Biologia e Morfologia

Os nematóides são ovovivíparos e têm o ciclo de vida relativamente simples constituído por ovo, quatro estágios larvais ou juvenis e um estágio adulto. Os ovos quando depositados pelas fêmeas já contém larvas completamente formadas. O termo larva é empregado para designar os nematóides jovens, os quais apresentam todos os órgãos dos adultos, exceto órgãos reprodutores.

Durante o desenvolvimento da larva dão-se quatro trocas de cutícula ou ecdises, sendo os períodos entre duas trocas seguidas chamados fases ou estádios larvais. Com a quarta ecdise, termina o quarto estádio larval, ingressando o nematóide na fase adulta. Durante a vida lavraria, os nematóides apenas aumentam de tamanho e desenvolvem os órgãos reprodutores (LORDELLO, 1992). No estágio adulto os nematóides adquirem variações de forma, enquanto que no estágio juvenil, são tipicamente vermiformes, com corpo longo, fino e cilíndrico.

Ciclo de vida típico de um nematoide parasito de plantas.

Ciclo de vida típico de um nematoide parasito de plantas.

A duração de cada estágio do ciclo de vida dos nematóides parasitas de plantas, varia conforme o gênero e a espécie e sofre grande influência da temperatura. A temperatura ótima para diversos nematóides varia de 13ºC a 32ºC e aproximadamente um mês é necessário para que ocorra o desenvolvimento de uma geração nessas condições. A umidade do solo e a disponibilidade de alimento (que aumenta em função do desenvolvimento radicular de seu hospedeiro) influenciam na duração do ciclo (MCKENRY, M.V. and P. A. ROBERTS. 1985).

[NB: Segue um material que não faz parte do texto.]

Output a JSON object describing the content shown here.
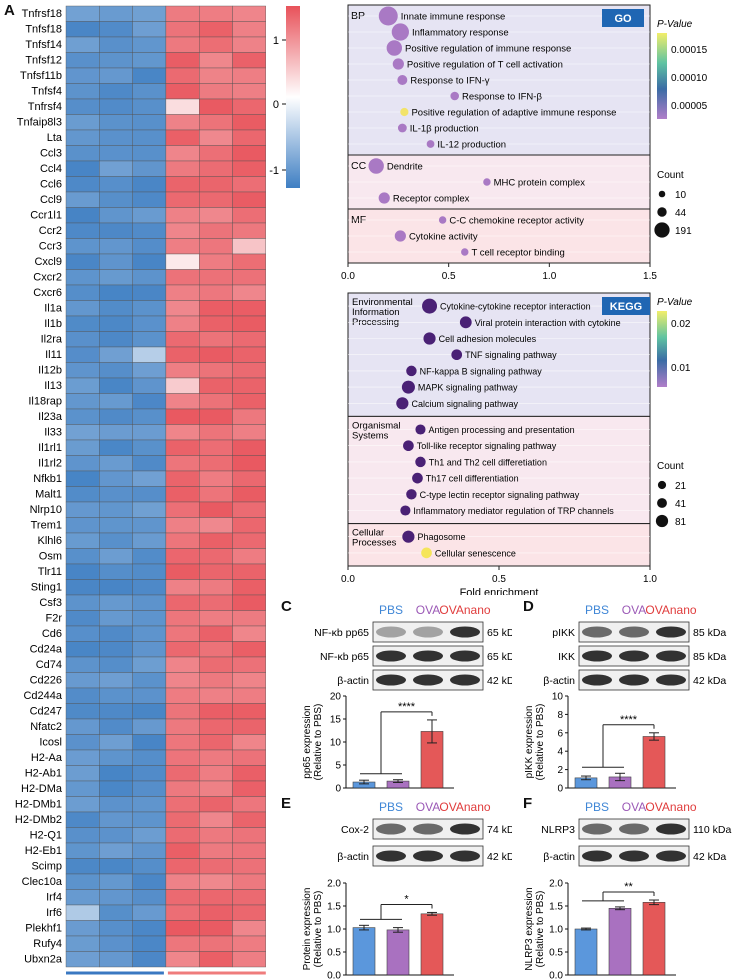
{
  "panels": {
    "A": "A",
    "B": "B",
    "C": "C",
    "D": "D",
    "E": "E",
    "F": "F"
  },
  "heatmap": {
    "genes": [
      "Tnfrsf18",
      "Tnfsf18",
      "Tnfsf14",
      "Tnfsf12",
      "Tnfsf11b",
      "Tnfsf4",
      "Tnfrsf4",
      "Tnfaip8l3",
      "Lta",
      "Ccl3",
      "Ccl4",
      "Ccl6",
      "Ccl9",
      "Ccr1l1",
      "Ccr2",
      "Ccr3",
      "Cxcl9",
      "Cxcr2",
      "Cxcr6",
      "Il1a",
      "Il1b",
      "Il2ra",
      "Il11",
      "Il12b",
      "Il13",
      "Il18rap",
      "Il23a",
      "Il33",
      "Il1rl1",
      "Il1rl2",
      "Nfkb1",
      "Malt1",
      "Nlrp10",
      "Trem1",
      "Klhl6",
      "Osm",
      "Tlr11",
      "Sting1",
      "Csf3",
      "F2r",
      "Cd6",
      "Cd24a",
      "Cd74",
      "Cd226",
      "Cd244a",
      "Cd247",
      "Nfatc2",
      "Icosl",
      "H2-Aa",
      "H2-Ab1",
      "H2-DMa",
      "H2-DMb1",
      "H2-DMb2",
      "H2-Q1",
      "H2-Eb1",
      "Scimp",
      "Clec10a",
      "Irf4",
      "Irf6",
      "Plekhf1",
      "Rufy4",
      "Ubxn2a"
    ],
    "groups": [
      "PBS",
      "OVAnano"
    ],
    "group_colors": [
      "#3a78c2",
      "#ef7c7c"
    ],
    "scale_ticks": [
      "1",
      "0",
      "-1"
    ],
    "low_color": "#3f7fc3",
    "mid_color": "#ffffff",
    "high_color": "#e8525a"
  },
  "go": {
    "badge": "GO",
    "legend_title": "P-Value",
    "legend_ticks": [
      "0.00015",
      "0.00010",
      "0.00005"
    ],
    "count_title": "Count",
    "count_values": [
      "10",
      "44",
      "191"
    ],
    "sections": [
      {
        "label": "BP",
        "terms": [
          {
            "name": "Innate immune response",
            "x": 0.2,
            "count": 191,
            "p": 3e-05
          },
          {
            "name": "Inflammatory response",
            "x": 0.26,
            "count": 150,
            "p": 3e-05
          },
          {
            "name": "Positive regulation of immune response",
            "x": 0.23,
            "count": 110,
            "p": 4e-05
          },
          {
            "name": "Positive regulation of T cell activation",
            "x": 0.25,
            "count": 44,
            "p": 3e-05
          },
          {
            "name": "Response to IFN-γ",
            "x": 0.27,
            "count": 30,
            "p": 3e-05
          },
          {
            "name": "Response to IFN-β",
            "x": 0.53,
            "count": 18,
            "p": 3e-05
          },
          {
            "name": "Positive  regulation of adaptive immune response",
            "x": 0.28,
            "count": 15,
            "p": 0.00015
          },
          {
            "name": "IL-1β production",
            "x": 0.27,
            "count": 20,
            "p": 3e-05
          },
          {
            "name": "IL-12 production",
            "x": 0.41,
            "count": 12,
            "p": 3e-05
          }
        ]
      },
      {
        "label": "CC",
        "terms": [
          {
            "name": "Dendrite",
            "x": 0.14,
            "count": 110,
            "p": 3e-05
          },
          {
            "name": "MHC protein complex",
            "x": 0.69,
            "count": 10,
            "p": 3e-05
          },
          {
            "name": "Receptor complex",
            "x": 0.18,
            "count": 44,
            "p": 3e-05
          }
        ]
      },
      {
        "label": "MF",
        "terms": [
          {
            "name": "C-C chemokine receptor activity",
            "x": 0.47,
            "count": 10,
            "p": 3e-05
          },
          {
            "name": "Cytokine activity",
            "x": 0.26,
            "count": 44,
            "p": 3e-05
          },
          {
            "name": "T cell receptor binding",
            "x": 0.58,
            "count": 10,
            "p": 3e-05
          }
        ]
      }
    ],
    "x_ticks": [
      "0.0",
      "0.5",
      "1.0",
      "1.5"
    ]
  },
  "kegg": {
    "badge": "KEGG",
    "legend_title": "P-Value",
    "legend_ticks": [
      "0.02",
      "0.01"
    ],
    "count_title": "Count",
    "count_values": [
      "21",
      "41",
      "81"
    ],
    "sections": [
      {
        "label": "Environmental Information Processing",
        "terms": [
          {
            "name": "Cytokine-cytokine receptor interaction",
            "x": 0.27,
            "count": 81,
            "p": 0.002
          },
          {
            "name": "Viral protein interaction with cytokine",
            "x": 0.39,
            "count": 41,
            "p": 0.002
          },
          {
            "name": "Cell adhesion molecules",
            "x": 0.27,
            "count": 45,
            "p": 0.002
          },
          {
            "name": "TNF signaling pathway",
            "x": 0.36,
            "count": 30,
            "p": 0.002
          },
          {
            "name": "NF-kappa B signaling pathway",
            "x": 0.21,
            "count": 28,
            "p": 0.002
          },
          {
            "name": "MAPK signaling pathway",
            "x": 0.2,
            "count": 55,
            "p": 0.002
          },
          {
            "name": "Calcium signaling pathway",
            "x": 0.18,
            "count": 45,
            "p": 0.002
          }
        ]
      },
      {
        "label": "Organismal Systems",
        "terms": [
          {
            "name": "Antigen processing and presentation",
            "x": 0.24,
            "count": 25,
            "p": 0.002
          },
          {
            "name": "Toll-like receptor signaling pathway",
            "x": 0.2,
            "count": 30,
            "p": 0.002
          },
          {
            "name": "Th1 and Th2 cell differetiation",
            "x": 0.24,
            "count": 28,
            "p": 0.002
          },
          {
            "name": "Th17 cell differentiation",
            "x": 0.23,
            "count": 30,
            "p": 0.002
          },
          {
            "name": "C-type lectin receptor signaling pathway",
            "x": 0.21,
            "count": 28,
            "p": 0.002
          },
          {
            "name": "Inflammatory mediator regulation of TRP channels",
            "x": 0.19,
            "count": 25,
            "p": 0.002
          }
        ]
      },
      {
        "label": "Cellular Processes",
        "terms": [
          {
            "name": "Phagosome",
            "x": 0.2,
            "count": 45,
            "p": 0.002
          },
          {
            "name": "Cellular senescence",
            "x": 0.26,
            "count": 30,
            "p": 0.024
          }
        ]
      }
    ],
    "x_ticks": [
      "0.0",
      "0.5",
      "1.0"
    ],
    "xlabel": "Fold enrichment"
  },
  "western": {
    "groups": [
      "PBS",
      "OVA",
      "OVAnano"
    ],
    "group_colors": [
      "#3f86d6",
      "#9b59b6",
      "#e03c3c"
    ],
    "C": {
      "rows": [
        {
          "label": "NF-κb pp65",
          "kda": "65 kDa"
        },
        {
          "label": "NF-κb p65",
          "kda": "65 kDa"
        },
        {
          "label": "β-actin",
          "kda": "42 kDa"
        }
      ],
      "ylabel": "pp65 expression\n(Relative to PBS)",
      "ylabel1": "pp65 expression",
      "ylabel2": "(Relative to PBS)",
      "yticks": [
        "0",
        "5",
        "10",
        "15",
        "20"
      ],
      "ymax": 20,
      "values": [
        1.3,
        1.5,
        12.3
      ],
      "errors": [
        0.4,
        0.3,
        2.5
      ],
      "sig": "****"
    },
    "D": {
      "rows": [
        {
          "label": "pIKK",
          "kda": "85 kDa"
        },
        {
          "label": "IKK",
          "kda": "85 kDa"
        },
        {
          "label": "β-actin",
          "kda": "42 kDa"
        }
      ],
      "ylabel1": "pIKK expression",
      "ylabel2": "(Relative to PBS)",
      "yticks": [
        "0",
        "2",
        "4",
        "6",
        "8",
        "10"
      ],
      "ymax": 10,
      "values": [
        1.1,
        1.2,
        5.6
      ],
      "errors": [
        0.2,
        0.4,
        0.4
      ],
      "sig": "****"
    },
    "E": {
      "rows": [
        {
          "label": "Cox-2",
          "kda": "74 kDa"
        },
        {
          "label": "β-actin",
          "kda": "42 kDa"
        }
      ],
      "ylabel1": "Protein expression",
      "ylabel2": "(Relative to PBS)",
      "yticks": [
        "0.0",
        "0.5",
        "1.0",
        "1.5",
        "2.0"
      ],
      "ymax": 2.0,
      "values": [
        1.03,
        0.98,
        1.33
      ],
      "errors": [
        0.05,
        0.05,
        0.03
      ],
      "sig": "*"
    },
    "F": {
      "rows": [
        {
          "label": "NLRP3",
          "kda": "110 kDa"
        },
        {
          "label": "β-actin",
          "kda": "42 kDa"
        }
      ],
      "ylabel1": "NLRP3 expression",
      "ylabel2": "(Relative to PBS)",
      "yticks": [
        "0.0",
        "0.5",
        "1.0",
        "1.5",
        "2.0"
      ],
      "ymax": 2.0,
      "values": [
        1.0,
        1.45,
        1.58
      ],
      "errors": [
        0.02,
        0.03,
        0.05
      ],
      "sig": "**"
    }
  }
}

Temperaturas inferiores a 5ºC e superiores a 40ºC podem ser letais aos nematóides (LORDELLO, 1992).

Alguns nematóides possuem formas de resistência que os permite sobreviver em condições adversas (MCKENRY, M.V. and P. A. ROBERTS. 1985). Em solos secos, as populações de diversos nematóides se reduzem. Porém, ovos da maioria das espécies sobrevivem, garantindo a continuação das mesmas. Por outro lado, em solos saturados com água, criam-se condições adversas aos nematóides nocivos. Há, porém, espécies que se proliferam especialmente em solos úmidos. Admitem os especialistas que os nematóides se apresentam em constante atividade nos solos cuja umidade está entre 40 e 60% de sua capacidade de campo. Estando os terrenos secos ou encharcados, os parasitos em questão se matem inativos por um tempo variável (LORDELLO, 1992).

Geralmente, os nematóides estão presentes no solo e atuam nas raízes das plantas fazendo uso de um estilete bucal que, além de retirar substâncias nutritivas das plantas, viabilizam a injeção de substâncias tóxicas no interior da célula vegetal. Quase sempre esse parasitismo fica evidente pelo aparecimento de formas aberrantes de estruturas – galhas e escurecimento do tecido (ROSSETTO, R. & SANTIAGO, A. D, 2007).

Os nematóides podem ser endoparasitos ou ectoparasitos. Os endoparasitos podem penetrar no vegetal na fase de larvas e dele não sair mais, instalando-se definitivamente nos tecidos, sendo, pois, parasitos sedentários (Meloidogyne spp). Outros nematóides penetram no vegetal e podem voltar ao solo, caso as condições do ambiente local se tornem desfavoráveis a ele. Estes atuam como parasitos migradores (Pratylenchus spp) (LORDELLO, 1998). Os ectoparasitos não penetram nos tecidos da planta. Eles se alimentam de fora e raramente são vistos dentro dos tecidos. Uns migram de uma raiz já necrosada para a outra sadia para continuar se alimentando. São os chamados ectoparasitos migradores: Helicotylenchus spp, Xiphinema spp.